Daily Oil Fundamentals

A Ukraine, Gaza and Oil Market Grind

The euphoria seen in stock markets once again fails to migrate influence into our market and oil prices languish in the shadow of competing drivers and a resigned feeling of ‘what next?’ The stock market gorges on its success with gargantuan self-investment, and OpenAI is once again the talk of the town. Last week, markets were left agog at the Nvidia $100 billion investment into OpenAI, but yesterday, OpenAI in turn reached a deal to buy up to 10 percent of AMD in order to secure the chip capability to rollout further extensions of its AI ambitions. As much as us oily types smell a self-serving bubble, we are quietly envious and wish there was just a smidgen of such over confidence in any part of our extremely uncertain market. 

We touch on OPEC below, but its decision to only return a smaller number of shuttered barrels for November might have stopped another poke to year-to-date lows, but it has not arrested the daily grind. There is no end in sight of the war in Ukraine, and there is no sign of sanctions be they primary, secondary or ‘z-list’ being deployed against Russia. On the second anniversary of the atrocity in Israel, its retribution seems to know no bounds and while the aggression in the convening years has been numbed in the psyche of risk takers, it can never be truly ignored. Staying with a war theme, can the world once again expect US bombers over Iran after France, Germany and the UK (E3) triggered the so-called “snapback” mechanism to reimpose UN sanctions on Tehran over its nuclear programme? 

China looks set to continue in its strategic build of oil. According to Reuters analysis, extra storage of some 169mb is being constructed in 2025/2026, giving at least the initial impression on how the biggest importer of foreign oil stuffs does not think ‘peak oil’ is arriving anytime soon. Yet the narrative of current oversupply and a future of increasing positive balances haunts a world that is struggling to find any sort of industrial or manufacturing highlight. The current stasis, and no discernible sentiment breaker means the propensity for short-term positioning with a negative bias is likely to be the correct one for some time yet.


Sometimes, less is more

The recent floating of an idea, via sources, through the medium of the electronic press on how OPEC+ were considering adding another 500kbpd in oil supply to the market has proved somewhat successful. Gauging the performance of the complex last week, and to be clear it was not just the supply rumour that caused a contract-wide flunk, such an enormous amount of potential new oil hitting the market was greeted poorly indeed by nasty price actions. Although M1 RBOB futures’ achievement of a fresh year-to-date low is no real great loss in terms of structural support, the shying away of Heating Oil and Gasoil in such dramatic terms undermines the very reason on which the demi-renaissance had been built. Given the price action, the cartel and friends saw fit to exercise its public optionality and hence the lighter return of 137kbpd production, giving a reprieve to the downward grinding price action.

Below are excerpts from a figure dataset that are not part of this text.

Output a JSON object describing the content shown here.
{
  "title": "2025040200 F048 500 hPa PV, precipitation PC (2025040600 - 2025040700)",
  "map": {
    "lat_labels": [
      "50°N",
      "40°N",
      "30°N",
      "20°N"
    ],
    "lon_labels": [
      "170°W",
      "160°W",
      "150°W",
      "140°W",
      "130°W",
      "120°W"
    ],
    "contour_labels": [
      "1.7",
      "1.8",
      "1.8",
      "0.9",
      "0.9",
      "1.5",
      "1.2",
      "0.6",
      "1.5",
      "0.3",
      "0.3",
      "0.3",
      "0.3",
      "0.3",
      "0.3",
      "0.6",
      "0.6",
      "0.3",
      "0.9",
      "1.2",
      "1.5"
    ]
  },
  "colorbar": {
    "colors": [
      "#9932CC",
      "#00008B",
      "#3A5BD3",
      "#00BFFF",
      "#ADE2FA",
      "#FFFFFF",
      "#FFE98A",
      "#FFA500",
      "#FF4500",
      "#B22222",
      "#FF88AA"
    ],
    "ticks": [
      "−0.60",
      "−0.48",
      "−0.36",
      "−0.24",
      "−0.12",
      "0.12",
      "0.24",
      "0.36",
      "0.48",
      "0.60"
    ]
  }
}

The driving force behind OPEC’s newfound policy of sacrificing price against regaining market share was always eventually going to bring a constant narrative of ‘glut’. And so it has proven. A swathe of banks, be they of Wall Street or beyond have quickly lined up in succession to cut not only 2025 demand forecasts, but also for that of 2026 citing oversupply. Such a policy of wresting back not just customers, but relevance too, has been arguably authored by Saudi Arabia. It would appear any confidence the Kingdom might have in how the market would continue to easily digest the almost monthly higher returns of shuttered cartel oil has for the time being has been put aside. Evidence to which lies not just in how the weekend saw OPEC+ announce just a smaller production increase, but by yesterday’s Saudi cut of many of its OSPs globally. Barrels designated for Northwest Europe and the Mediterranean saw their price labels slashed by $1.20/barrel, and the little crude which is North America bound by $0.50/barrel. Neither of the competitive adjustment should come as much of surprise, after all, the Atlantic Basin is currently well fed by North Sea, West African and US oil. Additionally, and a writing on the wall moment, Saudi Aramco kept its most import grade of Arab Light into Asia unchanged while most analysts had forecasted an increase of $0.30/barrel. Demand in Asia may be outstripping that of all other trading arenas, but its thirst does not equate to paying uncompetitive price increases when China and India are easily able to source many different alternatives even if Russia’s supply to the region is ignored. 

The decision makers of Saudi are canny operators and the wider macro influences would not have escaped them. The global economic slowdown may not be a recession, but a cursory glance at GDPs do not offer a chart of practiced growth. The political uncertainty that unravels confidence in France is just an election away in many other countries and when the damage of tariffs is put in the pot of consideration alongside the extraordinary sight of the US government being shut down, the bigwigs of Riyadh, rightly, have adjusted the flood of returning oil to an ooze and priced it accordingly. The oil market is in no mood to receive another half-million barrels of feedstock in such short order but be assured, check in again in a few or several months’ time and that which has been furloughed for now will definitely have been eased in and only at times when the market is judged as equipped to absorb it.